Primary Muscular Diseases 

  • Polymyositis (PM): This is a rare type of inflammatory myopathy (also called myosotis), a group of muscle diseases that causes inflammation of muscle and their associated tissues, including blood vessels. 
  • Dermatomyositis (DM): DM is a rare inflammatory muscle disease affecting people of any age or sex, although it is more often seen in women. 
  • Muscular dystrophy (MD): MD is a group of inherited muscle diseases. These conditions all cause muscle loss and weakness. 
  • Myasthenia gravis (MG): MG is a neuromuscular disease that causes weakness of the skeletal muscles, resulting from impaired communication between nerve cells and muscles. 
  • Amyotrophic lateral sclerosis (ALS): ALS, also called Lou Gehrig’s disease, is a group of rare neurological diseases affecting the nerve cells in the brain and spinal cord. 
  • Rhabdomyolysis: Rhabdomyolysis is a muscle disease that causes the breakdown of skeletal muscle. 

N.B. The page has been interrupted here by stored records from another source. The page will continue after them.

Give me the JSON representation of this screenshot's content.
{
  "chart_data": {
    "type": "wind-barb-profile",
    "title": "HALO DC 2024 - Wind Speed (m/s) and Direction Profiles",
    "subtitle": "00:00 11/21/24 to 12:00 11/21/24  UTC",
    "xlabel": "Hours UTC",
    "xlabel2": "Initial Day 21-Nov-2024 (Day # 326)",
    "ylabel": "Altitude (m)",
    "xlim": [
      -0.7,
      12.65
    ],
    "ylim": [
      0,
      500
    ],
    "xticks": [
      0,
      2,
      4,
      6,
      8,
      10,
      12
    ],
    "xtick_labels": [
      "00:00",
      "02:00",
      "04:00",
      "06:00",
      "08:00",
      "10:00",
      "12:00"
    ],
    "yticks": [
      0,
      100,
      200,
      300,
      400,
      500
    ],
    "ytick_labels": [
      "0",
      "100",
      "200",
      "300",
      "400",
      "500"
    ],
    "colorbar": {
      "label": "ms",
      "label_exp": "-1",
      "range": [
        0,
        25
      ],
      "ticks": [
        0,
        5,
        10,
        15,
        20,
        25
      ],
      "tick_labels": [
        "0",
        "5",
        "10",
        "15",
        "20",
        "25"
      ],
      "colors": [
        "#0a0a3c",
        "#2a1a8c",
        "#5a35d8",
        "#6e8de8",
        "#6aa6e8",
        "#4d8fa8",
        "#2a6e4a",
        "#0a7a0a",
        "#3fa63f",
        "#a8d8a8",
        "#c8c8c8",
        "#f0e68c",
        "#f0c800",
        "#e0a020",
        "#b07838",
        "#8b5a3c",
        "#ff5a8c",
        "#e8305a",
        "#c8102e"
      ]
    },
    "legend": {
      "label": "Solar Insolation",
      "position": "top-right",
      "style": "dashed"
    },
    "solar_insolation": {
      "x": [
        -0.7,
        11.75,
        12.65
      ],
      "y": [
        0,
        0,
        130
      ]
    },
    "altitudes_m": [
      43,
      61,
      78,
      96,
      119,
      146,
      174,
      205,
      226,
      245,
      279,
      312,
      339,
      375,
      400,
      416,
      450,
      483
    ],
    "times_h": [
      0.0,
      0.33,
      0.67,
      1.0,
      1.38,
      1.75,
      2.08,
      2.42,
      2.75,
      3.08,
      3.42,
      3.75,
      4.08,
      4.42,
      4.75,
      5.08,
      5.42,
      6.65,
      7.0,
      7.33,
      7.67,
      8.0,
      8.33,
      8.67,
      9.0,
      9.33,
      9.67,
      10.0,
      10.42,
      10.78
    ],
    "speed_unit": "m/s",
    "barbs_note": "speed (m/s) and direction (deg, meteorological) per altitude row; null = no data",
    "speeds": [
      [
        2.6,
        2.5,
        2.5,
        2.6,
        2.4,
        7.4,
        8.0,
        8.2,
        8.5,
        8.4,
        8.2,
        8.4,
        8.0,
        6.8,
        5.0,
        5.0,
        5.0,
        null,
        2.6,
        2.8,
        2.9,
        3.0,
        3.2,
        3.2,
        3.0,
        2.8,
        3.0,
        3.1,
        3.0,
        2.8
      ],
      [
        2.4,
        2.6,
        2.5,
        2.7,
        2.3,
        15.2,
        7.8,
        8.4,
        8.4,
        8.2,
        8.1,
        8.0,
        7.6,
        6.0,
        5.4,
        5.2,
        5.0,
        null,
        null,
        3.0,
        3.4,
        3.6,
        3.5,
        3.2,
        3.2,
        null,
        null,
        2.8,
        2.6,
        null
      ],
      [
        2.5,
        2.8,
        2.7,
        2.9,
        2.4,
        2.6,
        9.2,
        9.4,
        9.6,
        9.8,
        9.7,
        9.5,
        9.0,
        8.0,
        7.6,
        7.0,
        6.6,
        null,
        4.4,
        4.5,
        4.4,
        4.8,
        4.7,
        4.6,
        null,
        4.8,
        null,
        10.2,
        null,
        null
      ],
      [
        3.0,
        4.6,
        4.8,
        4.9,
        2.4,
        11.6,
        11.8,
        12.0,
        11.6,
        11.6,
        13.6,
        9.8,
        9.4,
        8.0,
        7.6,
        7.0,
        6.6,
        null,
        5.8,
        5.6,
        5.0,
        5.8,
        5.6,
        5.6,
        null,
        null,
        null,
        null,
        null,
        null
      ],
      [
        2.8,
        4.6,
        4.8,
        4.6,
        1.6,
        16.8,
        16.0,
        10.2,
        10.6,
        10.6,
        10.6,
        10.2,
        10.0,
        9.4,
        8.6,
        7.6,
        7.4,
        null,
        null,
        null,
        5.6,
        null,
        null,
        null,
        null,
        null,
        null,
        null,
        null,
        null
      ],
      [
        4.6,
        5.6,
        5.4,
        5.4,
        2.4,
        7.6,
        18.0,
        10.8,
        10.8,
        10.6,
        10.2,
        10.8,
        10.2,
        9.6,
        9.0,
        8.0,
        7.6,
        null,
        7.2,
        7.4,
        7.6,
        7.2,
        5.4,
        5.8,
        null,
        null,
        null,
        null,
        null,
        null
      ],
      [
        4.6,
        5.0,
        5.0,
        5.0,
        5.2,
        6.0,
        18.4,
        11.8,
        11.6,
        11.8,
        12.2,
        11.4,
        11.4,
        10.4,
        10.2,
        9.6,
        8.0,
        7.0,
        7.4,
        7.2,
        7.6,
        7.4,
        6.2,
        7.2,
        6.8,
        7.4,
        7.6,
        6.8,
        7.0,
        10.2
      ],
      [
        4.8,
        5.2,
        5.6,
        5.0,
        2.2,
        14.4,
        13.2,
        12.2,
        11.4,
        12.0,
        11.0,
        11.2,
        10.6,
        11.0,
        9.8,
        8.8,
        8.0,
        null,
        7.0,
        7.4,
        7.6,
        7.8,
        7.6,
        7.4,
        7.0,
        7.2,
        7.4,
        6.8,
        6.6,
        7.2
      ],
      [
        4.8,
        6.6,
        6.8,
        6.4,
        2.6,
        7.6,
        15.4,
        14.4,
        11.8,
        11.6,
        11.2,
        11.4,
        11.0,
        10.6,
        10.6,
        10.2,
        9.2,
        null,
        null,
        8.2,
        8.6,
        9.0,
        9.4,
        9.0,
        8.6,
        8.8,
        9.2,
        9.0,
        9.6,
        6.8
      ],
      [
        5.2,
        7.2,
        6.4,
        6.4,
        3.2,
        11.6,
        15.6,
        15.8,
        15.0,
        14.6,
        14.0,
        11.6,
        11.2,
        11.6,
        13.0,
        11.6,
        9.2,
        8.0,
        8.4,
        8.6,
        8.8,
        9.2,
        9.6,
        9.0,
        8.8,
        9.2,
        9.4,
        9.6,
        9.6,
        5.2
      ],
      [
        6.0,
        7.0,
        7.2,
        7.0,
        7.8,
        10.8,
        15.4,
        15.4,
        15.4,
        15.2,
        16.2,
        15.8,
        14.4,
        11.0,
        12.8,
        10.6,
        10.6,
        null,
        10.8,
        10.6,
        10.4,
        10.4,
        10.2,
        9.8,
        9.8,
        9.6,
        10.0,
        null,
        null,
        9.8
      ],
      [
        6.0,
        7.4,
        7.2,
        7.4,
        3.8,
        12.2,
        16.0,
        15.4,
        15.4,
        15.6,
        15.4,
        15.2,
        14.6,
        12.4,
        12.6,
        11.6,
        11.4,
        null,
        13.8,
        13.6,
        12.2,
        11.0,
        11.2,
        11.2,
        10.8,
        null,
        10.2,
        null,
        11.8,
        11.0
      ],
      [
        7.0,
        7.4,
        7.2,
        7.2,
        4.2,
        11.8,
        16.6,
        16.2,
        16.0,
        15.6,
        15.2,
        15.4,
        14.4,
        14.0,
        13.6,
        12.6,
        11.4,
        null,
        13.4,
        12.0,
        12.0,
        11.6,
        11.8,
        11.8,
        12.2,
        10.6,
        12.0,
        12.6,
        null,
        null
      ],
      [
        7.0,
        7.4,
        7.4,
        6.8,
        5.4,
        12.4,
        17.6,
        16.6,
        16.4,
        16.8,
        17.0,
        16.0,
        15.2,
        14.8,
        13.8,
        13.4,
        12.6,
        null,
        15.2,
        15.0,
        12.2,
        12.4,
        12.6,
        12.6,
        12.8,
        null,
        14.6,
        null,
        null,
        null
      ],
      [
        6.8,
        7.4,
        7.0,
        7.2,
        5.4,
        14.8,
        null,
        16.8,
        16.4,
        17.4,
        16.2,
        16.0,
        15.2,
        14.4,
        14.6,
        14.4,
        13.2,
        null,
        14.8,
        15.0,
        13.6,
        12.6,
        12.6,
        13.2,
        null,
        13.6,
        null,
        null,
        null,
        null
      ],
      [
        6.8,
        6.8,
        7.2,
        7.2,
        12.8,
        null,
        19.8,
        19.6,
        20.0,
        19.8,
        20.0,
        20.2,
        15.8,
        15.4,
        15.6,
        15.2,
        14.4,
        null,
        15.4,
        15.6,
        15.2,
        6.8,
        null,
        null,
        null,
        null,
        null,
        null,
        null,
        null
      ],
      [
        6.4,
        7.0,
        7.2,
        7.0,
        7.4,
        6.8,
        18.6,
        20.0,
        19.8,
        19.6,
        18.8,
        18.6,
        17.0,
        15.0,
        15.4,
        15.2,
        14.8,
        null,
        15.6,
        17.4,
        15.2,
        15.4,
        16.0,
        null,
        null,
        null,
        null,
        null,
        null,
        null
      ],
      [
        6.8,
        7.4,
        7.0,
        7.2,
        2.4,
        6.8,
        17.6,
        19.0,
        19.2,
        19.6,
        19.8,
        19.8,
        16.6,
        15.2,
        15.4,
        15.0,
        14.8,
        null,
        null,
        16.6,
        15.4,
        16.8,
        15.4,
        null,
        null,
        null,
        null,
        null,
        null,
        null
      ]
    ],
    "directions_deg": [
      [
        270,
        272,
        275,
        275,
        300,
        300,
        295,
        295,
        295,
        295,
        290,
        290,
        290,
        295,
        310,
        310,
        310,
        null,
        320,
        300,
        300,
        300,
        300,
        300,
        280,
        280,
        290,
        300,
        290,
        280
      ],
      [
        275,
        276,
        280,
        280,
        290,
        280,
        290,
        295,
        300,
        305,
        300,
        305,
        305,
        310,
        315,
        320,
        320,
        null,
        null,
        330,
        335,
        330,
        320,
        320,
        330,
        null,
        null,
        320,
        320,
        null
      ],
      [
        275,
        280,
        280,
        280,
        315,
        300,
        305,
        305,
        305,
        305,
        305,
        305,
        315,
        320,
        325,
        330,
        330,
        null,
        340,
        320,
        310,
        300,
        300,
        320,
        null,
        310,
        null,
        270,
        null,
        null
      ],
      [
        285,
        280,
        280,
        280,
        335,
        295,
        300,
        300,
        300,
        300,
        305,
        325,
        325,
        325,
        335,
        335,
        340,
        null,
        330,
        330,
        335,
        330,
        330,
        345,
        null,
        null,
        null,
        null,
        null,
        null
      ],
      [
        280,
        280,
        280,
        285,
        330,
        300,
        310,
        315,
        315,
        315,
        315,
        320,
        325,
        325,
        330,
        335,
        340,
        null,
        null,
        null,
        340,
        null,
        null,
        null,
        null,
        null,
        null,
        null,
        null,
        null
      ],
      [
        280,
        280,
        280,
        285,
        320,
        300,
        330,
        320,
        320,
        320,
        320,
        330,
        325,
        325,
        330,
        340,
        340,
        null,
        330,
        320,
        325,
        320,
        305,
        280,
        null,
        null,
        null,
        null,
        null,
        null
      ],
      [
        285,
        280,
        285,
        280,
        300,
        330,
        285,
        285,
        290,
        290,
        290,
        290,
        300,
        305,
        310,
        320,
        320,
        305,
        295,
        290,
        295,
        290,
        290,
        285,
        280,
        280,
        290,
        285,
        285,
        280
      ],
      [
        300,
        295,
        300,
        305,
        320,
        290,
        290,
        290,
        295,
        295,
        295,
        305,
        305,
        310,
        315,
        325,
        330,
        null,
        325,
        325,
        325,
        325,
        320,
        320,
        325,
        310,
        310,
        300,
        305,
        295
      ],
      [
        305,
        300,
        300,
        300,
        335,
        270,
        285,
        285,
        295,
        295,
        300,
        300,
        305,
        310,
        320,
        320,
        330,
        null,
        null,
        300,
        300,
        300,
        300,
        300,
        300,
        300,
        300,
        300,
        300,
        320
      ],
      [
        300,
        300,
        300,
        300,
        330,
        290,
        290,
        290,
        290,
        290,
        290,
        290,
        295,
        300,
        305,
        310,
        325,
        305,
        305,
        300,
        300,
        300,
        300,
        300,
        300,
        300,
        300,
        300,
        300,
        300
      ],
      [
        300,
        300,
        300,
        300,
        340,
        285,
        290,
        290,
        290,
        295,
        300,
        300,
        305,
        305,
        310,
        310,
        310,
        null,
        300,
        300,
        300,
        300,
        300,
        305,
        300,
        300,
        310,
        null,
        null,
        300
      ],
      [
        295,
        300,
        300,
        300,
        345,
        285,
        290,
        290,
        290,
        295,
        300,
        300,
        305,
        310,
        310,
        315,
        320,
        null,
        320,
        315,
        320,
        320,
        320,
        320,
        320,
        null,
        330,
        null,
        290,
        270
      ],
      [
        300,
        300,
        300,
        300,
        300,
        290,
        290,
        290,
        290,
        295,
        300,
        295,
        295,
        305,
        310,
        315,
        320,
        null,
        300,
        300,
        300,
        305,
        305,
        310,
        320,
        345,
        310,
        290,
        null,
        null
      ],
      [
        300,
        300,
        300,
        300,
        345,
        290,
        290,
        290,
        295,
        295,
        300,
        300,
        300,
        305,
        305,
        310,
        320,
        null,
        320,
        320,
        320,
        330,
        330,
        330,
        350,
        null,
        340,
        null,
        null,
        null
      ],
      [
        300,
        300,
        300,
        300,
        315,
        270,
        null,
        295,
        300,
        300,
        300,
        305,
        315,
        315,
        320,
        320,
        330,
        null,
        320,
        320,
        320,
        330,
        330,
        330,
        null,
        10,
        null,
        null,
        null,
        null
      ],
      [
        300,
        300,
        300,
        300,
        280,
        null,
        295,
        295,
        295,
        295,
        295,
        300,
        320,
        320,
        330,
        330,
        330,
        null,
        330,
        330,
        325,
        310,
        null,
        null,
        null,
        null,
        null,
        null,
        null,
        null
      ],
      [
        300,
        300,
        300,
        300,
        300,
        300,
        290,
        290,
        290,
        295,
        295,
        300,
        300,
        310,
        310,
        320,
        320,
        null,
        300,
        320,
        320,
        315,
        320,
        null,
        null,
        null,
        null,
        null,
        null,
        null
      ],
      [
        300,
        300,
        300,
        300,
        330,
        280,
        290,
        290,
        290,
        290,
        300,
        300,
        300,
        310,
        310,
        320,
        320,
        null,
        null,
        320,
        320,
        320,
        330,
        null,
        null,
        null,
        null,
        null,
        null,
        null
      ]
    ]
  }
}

Secondary Muscle Diseases 

  • Geriatric muscle disease—Sarcopenia  

Geriatric muscle disease or Sarcopenia is a secondary muscle disease common in older adults, while other types of muscle diseases are less common in older adults. Sarcopenia causes muscle mass loss and muscle strength loss. 

  • Muscle weakness  

Muscle weakness is one of the first signs of a problem with our muscles. This means there is a lack of strength in the affected muscle, and it cannot do its job. Many different diseases can cause muscles to become weak. In addition to muscle pain and weakness, a person with muscle disease may experience muscle spasms, cramping, or twitching. Other symptoms of muscle diseases include muscle wasting or muscle loss, problems with movement and balance, numbness, tingling, painful sensations, double vision, or droopy eyelids, problems with swallowing—dysphagia, breathing troubles, especially dyspnea (shortness of breath). 


  • One of the most predominant characteristics of skeletal muscle tissue is its contractility, and nearly all movement in the body is the result of muscle contraction.
  • Three types of muscle are skeletal, smooth, and cardiac.
  • Muscles are attached to bones by tendons.
  • Functions of the muscular system are movement, posture, joint stability, heat production, stability, organ protection, temperature regulation.
  • Polymyositis, dermatomyositis, muscular dystrophy are muscular diseases.
  • Muscle weakness is the first sign of a problem with muscles.